J'ai porté la main à ma bouche et j'ai continué.

Michael s'appuyait toujours trop sur ceux qui l'aimaient.

Il voulait des protecteurs, pas des associés. Il est criblé de dettes que je n'ai découvertes qu'à la fin, et il cherchera le refuge le plus facile.

Ce sera toi, parce que tu me ressembles et parce que tu es seul(e).

Il y a trois enveloppes sous ce mot.

Relevés bancaires. Un deuxième prêt hypothécaire contracté sans m'en informer. Une lettre d'un homme à qui il doit plus d'argent que la valeur de notre maison.

S'il vous a déjà épousée, alors tout ce que je craignais s'est réalisé, et je suis vraiment désolée de ne pas avoir pu vous prévenir plus tôt.

Ma gorge s'est serrée au point que je pouvais à peine respirer.

L'avocat posa ses mains jointes sur la table.

« Je l’ai suppliée de vous le dire directement », dit-il doucement. « Elle a refusé. »

« Elle a dit que la seule façon de la croire serait qu’il lui prouve lui-même qu’elle avait raison. »

J'ai récupéré le premier disque bancaire.

Puis un autre.

Puis une lettre de recouvrement portant le nom de Michael en caractères gras, suivie d'un montant qui m'a retourné l'estomac.

« Il raconte à tout le monde qu’il a hérité de l’argent de sa tante », ai-je chuchoté.

« Il n'y avait pas de tante. »

Je ferme les yeux.

Deux ans de visites le dimanche.

Pendant deux ans, j'ai cru qu'il était tombé amoureux de la personne que j'étais vraiment.

En réalité, il m'observait.

Vous me mettez à l'épreuve.

J'attendais de savoir si j'étais assez douce pour le porter.

« Que dois-je faire ? » ai-je demandé.

L'avocat se leva et ramassa son chapeau.

« Ce n'est pas à moi d'en juger. Mais votre sœur avait placé son dernier espoir en vous. Elle croyait que vous étiez plus fort que vous ne le pensiez. »

Il s'est arrêté avant de partir.

« Elle a dit, et je cite : "Evelyn fera ce qu'il faut. Elle a juste besoin de le voir de ses propres yeux." »

Puis il s'éloigna.

Je fixais du regard les documents financiers posés sur mes genoux.

L'homme que j'avais épousé quelques jours plus tôt ne m'avait jamais aimée.

Il cherchait simplement un remplaçant.

J'ai dissimulé la boîte en bois juste au moment où la clé de Michael entrait dans la serrure.

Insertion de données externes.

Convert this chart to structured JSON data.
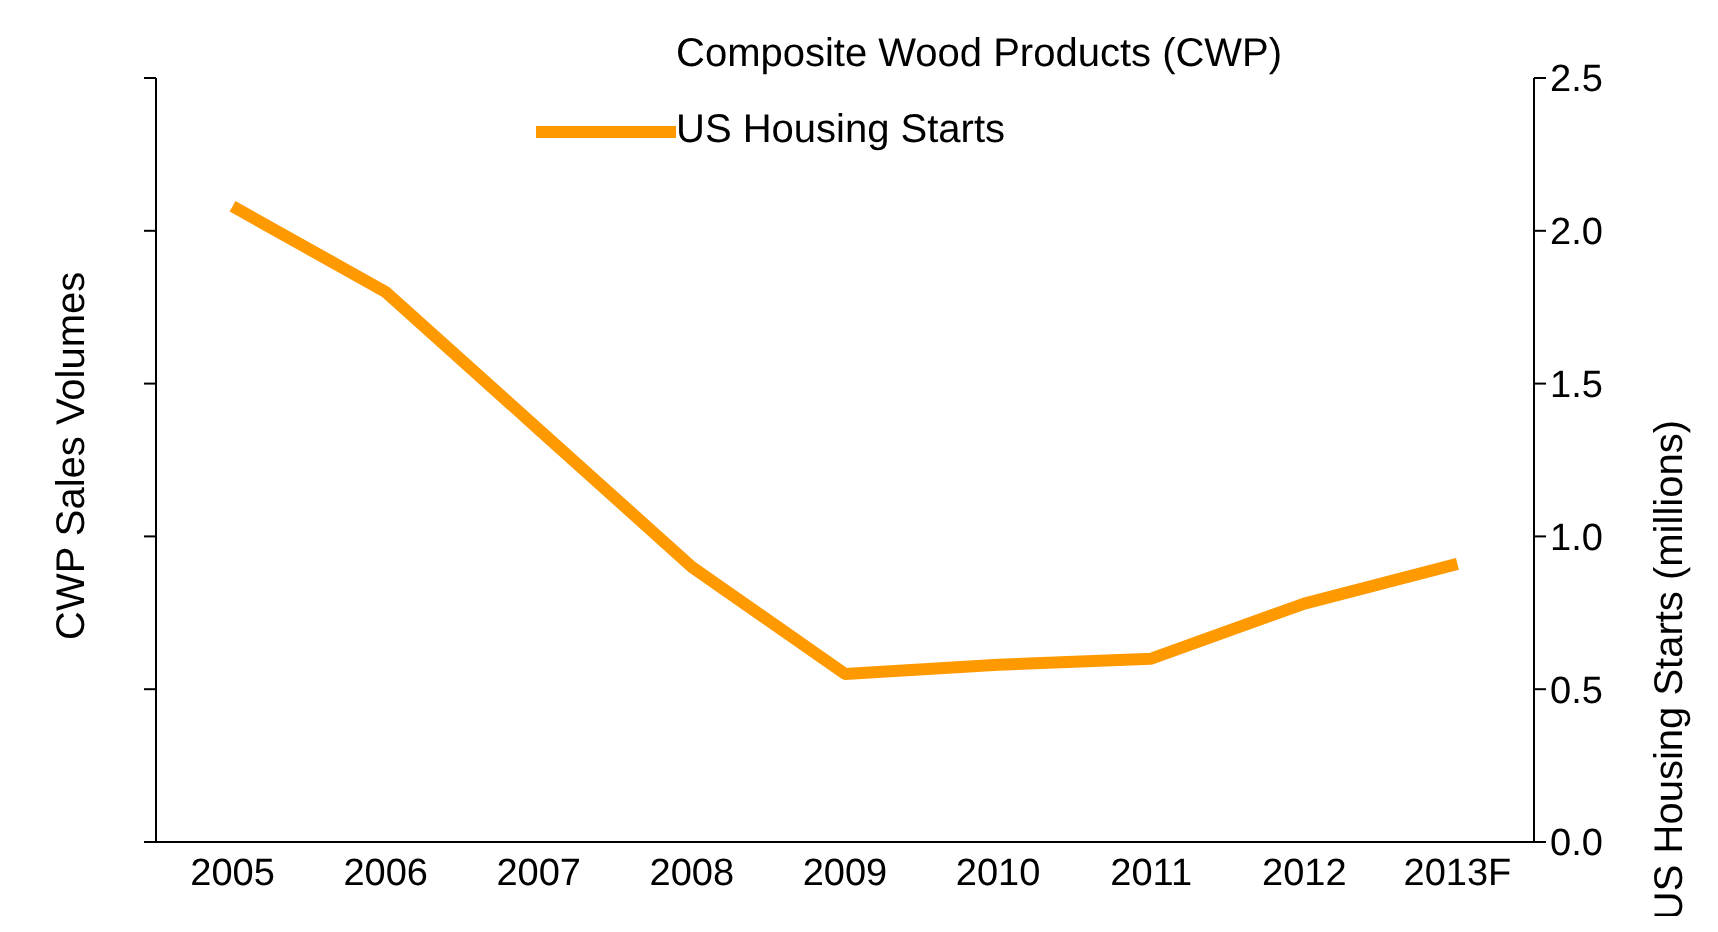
{
  "chart_data": {
    "type": "line",
    "ylabel": "CWP Sales Volumes",
    "y2label": "US Housing Starts (millions)",
    "categories": [
      "2005",
      "2006",
      "2007",
      "2008",
      "2009",
      "2010",
      "2011",
      "2012",
      "2013F"
    ],
    "series": [
      {
        "name": "US Housing Starts",
        "color": "#ff9900",
        "axis": "y2",
        "values": [
          2.08,
          1.8,
          1.35,
          0.9,
          0.55,
          0.58,
          0.6,
          0.78,
          0.91
        ]
      }
    ],
    "tick_labels": "y2",
    "y2lim": [
      0,
      2.5
    ],
    "y2ticks": [
      {
        "value": 0,
        "label": "0.0"
      },
      {
        "value": 0.5,
        "label": "0.5"
      },
      {
        "value": 1,
        "label": "1.0"
      },
      {
        "value": 1.5,
        "label": "1.5"
      },
      {
        "value": 2,
        "label": "2.0"
      },
      {
        "value": 2.5,
        "label": "2.5"
      }
    ],
    "annotations": [
      "Composite Wood Products (CWP)"
    ],
    "legend": "top",
    "grid": false,
    "marker": "none",
    "line_style": "solid"
  }
}
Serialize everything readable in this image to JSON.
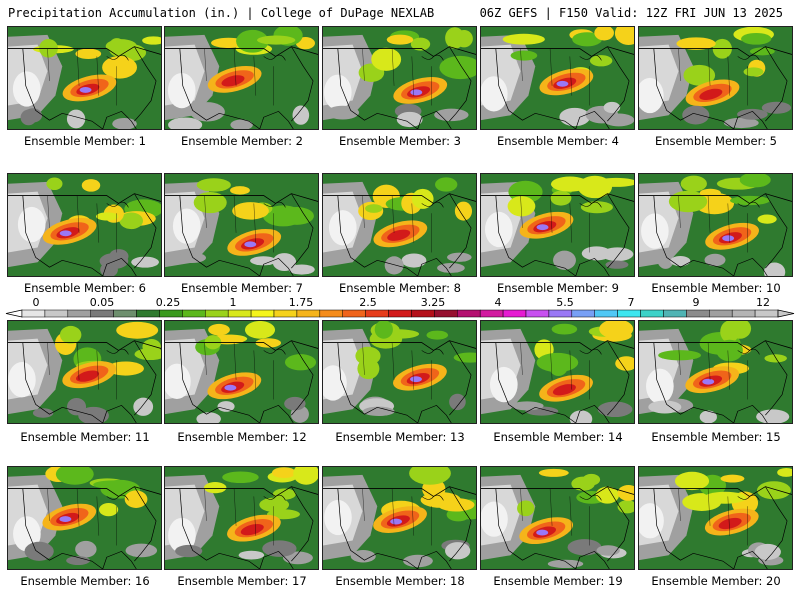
{
  "header": {
    "title": "Precipitation Accumulation (in.) | College of DuPage NEXLAB",
    "valid": "06Z GEFS | F150 Valid: 12Z FRI JUN 13 2025"
  },
  "caption_prefix": "Ensemble Member:",
  "members": [
    {
      "label": "Ensemble Member: 1"
    },
    {
      "label": "Ensemble Member: 2"
    },
    {
      "label": "Ensemble Member: 3"
    },
    {
      "label": "Ensemble Member: 4"
    },
    {
      "label": "Ensemble Member: 5"
    },
    {
      "label": "Ensemble Member: 6"
    },
    {
      "label": "Ensemble Member: 7"
    },
    {
      "label": "Ensemble Member: 8"
    },
    {
      "label": "Ensemble Member: 9"
    },
    {
      "label": "Ensemble Member: 10"
    },
    {
      "label": "Ensemble Member: 11"
    },
    {
      "label": "Ensemble Member: 12"
    },
    {
      "label": "Ensemble Member: 13"
    },
    {
      "label": "Ensemble Member: 14"
    },
    {
      "label": "Ensemble Member: 15"
    },
    {
      "label": "Ensemble Member: 16"
    },
    {
      "label": "Ensemble Member: 17"
    },
    {
      "label": "Ensemble Member: 18"
    },
    {
      "label": "Ensemble Member: 19"
    },
    {
      "label": "Ensemble Member: 20"
    }
  ],
  "colorbar": {
    "tick_labels": [
      "0",
      "0.05",
      "0.25",
      "1",
      "1.75",
      "2.5",
      "3.25",
      "4",
      "5.5",
      "7",
      "9",
      "12"
    ],
    "colors": [
      "#e6e6e6",
      "#c8c8c8",
      "#a0a0a0",
      "#7a7a7a",
      "#6e8f6e",
      "#2f7a2f",
      "#3a9a1e",
      "#5cb81c",
      "#9ad21a",
      "#d8e81a",
      "#f5f51a",
      "#f5d21a",
      "#f5b41a",
      "#f58c1a",
      "#f0641a",
      "#e63c1a",
      "#d21a1a",
      "#b4101a",
      "#961030",
      "#b41070",
      "#d21aa0",
      "#e61ad2",
      "#c850f0",
      "#9a78f5",
      "#78a0f5",
      "#50c8f5",
      "#3ce6f0",
      "#3cd2c8",
      "#50b4b4",
      "#8c8c8c",
      "#a0a0a0",
      "#b4b4b4",
      "#c8c8c8"
    ]
  }
}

J'ai fourré les documents dans mon panier à couture et glissé la bague dans la poche de mon tablier.

Mes mains tremblaient, mais je gardais mon expression calme.

« Ça va, ma chérie ? » demanda Michael en posant un sac de courses sur le comptoir de la cuisine. « Tu as l’air pâle. »

« Je crois que le thé a refroidi », ai-je dit. « J’étais en train de lire. »

Il a embrassé le sommet de ma tête avec la désinvolture et l'assurance de quelqu'un qui touche à un bien.

Cette nuit-là, tandis qu'il dormait profondément à mes côtés, j'ai examiné chaque document.

Soixante-trois mille dollars de dettes de cartes de crédit.

Une deuxième hypothèque.

Un prêt contracté sur l'assurance-vie de Clara alors qu'elle était encore malade.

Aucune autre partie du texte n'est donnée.